Monday, 3 February 2014

Switching seamlessly to Plan B.

Having slipped and slid and fallen and skidded and generally behaved like a rather fat and ungainly Bambi on the mud greased slopes of our fields we decided to switch to plan B last weekend.

I decided that we needed to check the herd properly on a flat, dry, non-slip surface so we set up a pen on the driveway which is flat, dry and covered in non-slip gravel. The operation was a great success as the alpacas loved coming out of the field and running down the road through the village. All went ridiculously according to the plan which was fantastic.

I had also decided to treat the whole herd against coccidia and worms. This is not something that we normally do at this time of the year, the whole herd had been treated against Coccidiosis in September and wormed and treated against Liver Fluke in November. However, as it has been such a mild and wet winter we needed to tweak the usual regime. Due to the weather, half of the land is waterlogged so grazing areas are tight this year and poop picking has been impossible. Not only that but we have had a couple of females showing signs of abdominal discomfort so to be on the safe side it was decided to treat everyone. Everyone was also due for AD&E and some toenails needed cutting, again as it has been so wet toenails weren't getting worn down. Basically they were getting the whole works, a complete spa day for all!

The female and cria herd is split into two, with 25 on one side of the road and 28 on the other, so to keep it simple and with a dry and sunny weekend predicted we decided to do one side on Saturday (there was rugby to watch remember so outdoor time was restricted) and the other on Sunday. The herd is led by Millie and Vanilla, on the charge, Sue is operating the camera and controlling the rope across the road (multi-tasking) guiding them into the newly constructed 'dry-pen'.

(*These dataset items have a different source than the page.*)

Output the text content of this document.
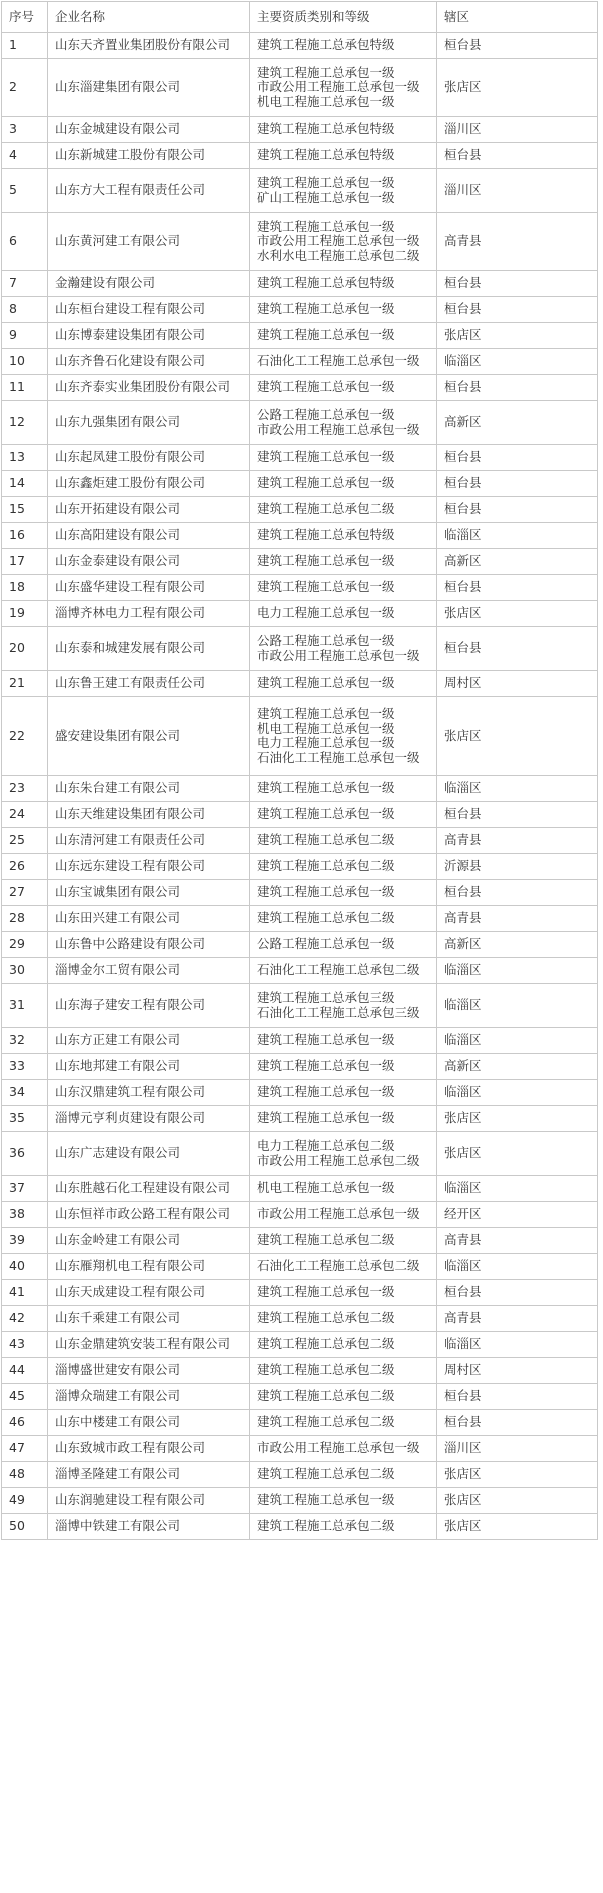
序号	企业名称	主要资质类别和等级	辖区
1	山东天齐置业集团股份有限公司	建筑工程施工总承包特级	桓台县
2	山东淄建集团有限公司	建筑工程施工总承包一级
市政公用工程施工总承包一级
机电工程施工总承包一级	张店区
3	山东金城建设有限公司	建筑工程施工总承包特级	淄川区
4	山东新城建工股份有限公司	建筑工程施工总承包特级	桓台县
5	山东方大工程有限责任公司	建筑工程施工总承包一级
矿山工程施工总承包一级	淄川区
6	山东黄河建工有限公司	建筑工程施工总承包一级
市政公用工程施工总承包一级
水利水电工程施工总承包二级	高青县
7	金瀚建设有限公司	建筑工程施工总承包特级	桓台县
8	山东桓台建设工程有限公司	建筑工程施工总承包一级	桓台县
9	山东博泰建设集团有限公司	建筑工程施工总承包一级	张店区
10	山东齐鲁石化建设有限公司	石油化工工程施工总承包一级	临淄区
11	山东齐泰实业集团股份有限公司	建筑工程施工总承包一级	桓台县
12	山东九强集团有限公司	公路工程施工总承包一级
市政公用工程施工总承包一级	高新区
13	山东起凤建工股份有限公司	建筑工程施工总承包一级	桓台县
14	山东鑫炬建工股份有限公司	建筑工程施工总承包一级	桓台县
15	山东开拓建设有限公司	建筑工程施工总承包二级	桓台县
16	山东高阳建设有限公司	建筑工程施工总承包特级	临淄区
17	山东金泰建设有限公司	建筑工程施工总承包一级	高新区
18	山东盛华建设工程有限公司	建筑工程施工总承包一级	桓台县
19	淄博齐林电力工程有限公司	电力工程施工总承包一级	张店区
20	山东泰和城建发展有限公司	公路工程施工总承包一级
市政公用工程施工总承包一级	桓台县
21	山东鲁王建工有限责任公司	建筑工程施工总承包一级	周村区
22	盛安建设集团有限公司	建筑工程施工总承包一级
机电工程施工总承包一级
电力工程施工总承包一级
石油化工工程施工总承包一级	张店区
23	山东朱台建工有限公司	建筑工程施工总承包一级	临淄区
24	山东天维建设集团有限公司	建筑工程施工总承包一级	桓台县
25	山东清河建工有限责任公司	建筑工程施工总承包二级	高青县
26	山东远东建设工程有限公司	建筑工程施工总承包二级	沂源县
27	山东宝诚集团有限公司	建筑工程施工总承包一级	桓台县
28	山东田兴建工有限公司	建筑工程施工总承包二级	高青县
29	山东鲁中公路建设有限公司	公路工程施工总承包一级	高新区
30	淄博金尔工贸有限公司	石油化工工程施工总承包二级	临淄区
31	山东海子建安工程有限公司	建筑工程施工总承包三级
石油化工工程施工总承包三级	临淄区
32	山东方正建工有限公司	建筑工程施工总承包一级	临淄区
33	山东地邦建工有限公司	建筑工程施工总承包一级	高新区
34	山东汉鼎建筑工程有限公司	建筑工程施工总承包一级	临淄区
35	淄博元亨利贞建设有限公司	建筑工程施工总承包一级	张店区
36	山东广志建设有限公司	电力工程施工总承包二级
市政公用工程施工总承包二级	张店区
37	山东胜越石化工程建设有限公司	机电工程施工总承包一级	临淄区
38	山东恒祥市政公路工程有限公司	市政公用工程施工总承包一级	经开区
39	山东金岭建工有限公司	建筑工程施工总承包二级	高青县
40	山东雁翔机电工程有限公司	石油化工工程施工总承包二级	临淄区
41	山东天成建设工程有限公司	建筑工程施工总承包一级	桓台县
42	山东千乘建工有限公司	建筑工程施工总承包二级	高青县
43	山东金鼎建筑安装工程有限公司	建筑工程施工总承包二级	临淄区
44	淄博盛世建安有限公司	建筑工程施工总承包二级	周村区
45	淄博众瑞建工有限公司	建筑工程施工总承包二级	桓台县
46	山东中楼建工有限公司	建筑工程施工总承包二级	桓台县
47	山东致城市政工程有限公司	市政公用工程施工总承包一级	淄川区
48	淄博圣隆建工有限公司	建筑工程施工总承包二级	张店区
49	山东润驰建设工程有限公司	建筑工程施工总承包一级	张店区
50	淄博中铁建工有限公司	建筑工程施工总承包二级	张店区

I was wearing my red hat in honour of a Welsh victory on Saturday and bringing up the rear with Gus and his friend Dennis.

Sahara and her brother Vickery needed a little cajoling to join the rest of the herd.

With the herd in the pen we could get on with the job in hand in a fairly relaxed manner. I was even confident enough to promise Sue that I wouldn't throw a tantrum. Two hours later and they were done and I just about kept my promise, restricting myself to just a few swear words, I think.

We used our newly purchased and cheap wooden sheep hurdles to pen them in. I think they will look nice at church fĂȘtes and village shows later in the year.

As it was a virtually rain free day the previous day the alpacas were dry which made things so much nicer for all concerned. Here is Polly and her daughter Waikiki waiting for the return trip up the road.

This is little Wesley, a Popham Thunder son, absolutely cracking fleece but a white spot on his chinny chin chin means he misses out on getting a spot in this years show team.

So there we have it, an action packed weekend in Patouland and as it went so well we will carry out all future husbandry on the driveway. Pats on the backs all round, aren't we clever.


Unknown said...

Don't you just love that feeling, when all goes to plan and you are on top of the jobs.

Great blog, but your alpacas definitely look cleaner than mine. I bet you turn up at Telford with perfectly presented alpacas!

Judi B said...

For a "brown" herd...I see lots of black is black the new brown I wonder?!

Bet it created quite a stir running the herd through the village!

Zanzibah Alpacas said...

Wesley looks super with his little spot on his chin, nothing that a touch of dye wouldn't sort out ;0) The wooden hurdles look lovely, sounds like a great dry day getting all the jobs done, in time to watch the Rugby ..... perfect .... Jayne

Rosemary said...

What a thrilling sight that must have been! The massed Patou Ranks, under strict control of their leader (and helpers!). Could only have been more impressive if you had been weilding a sword and blowing a trumpet!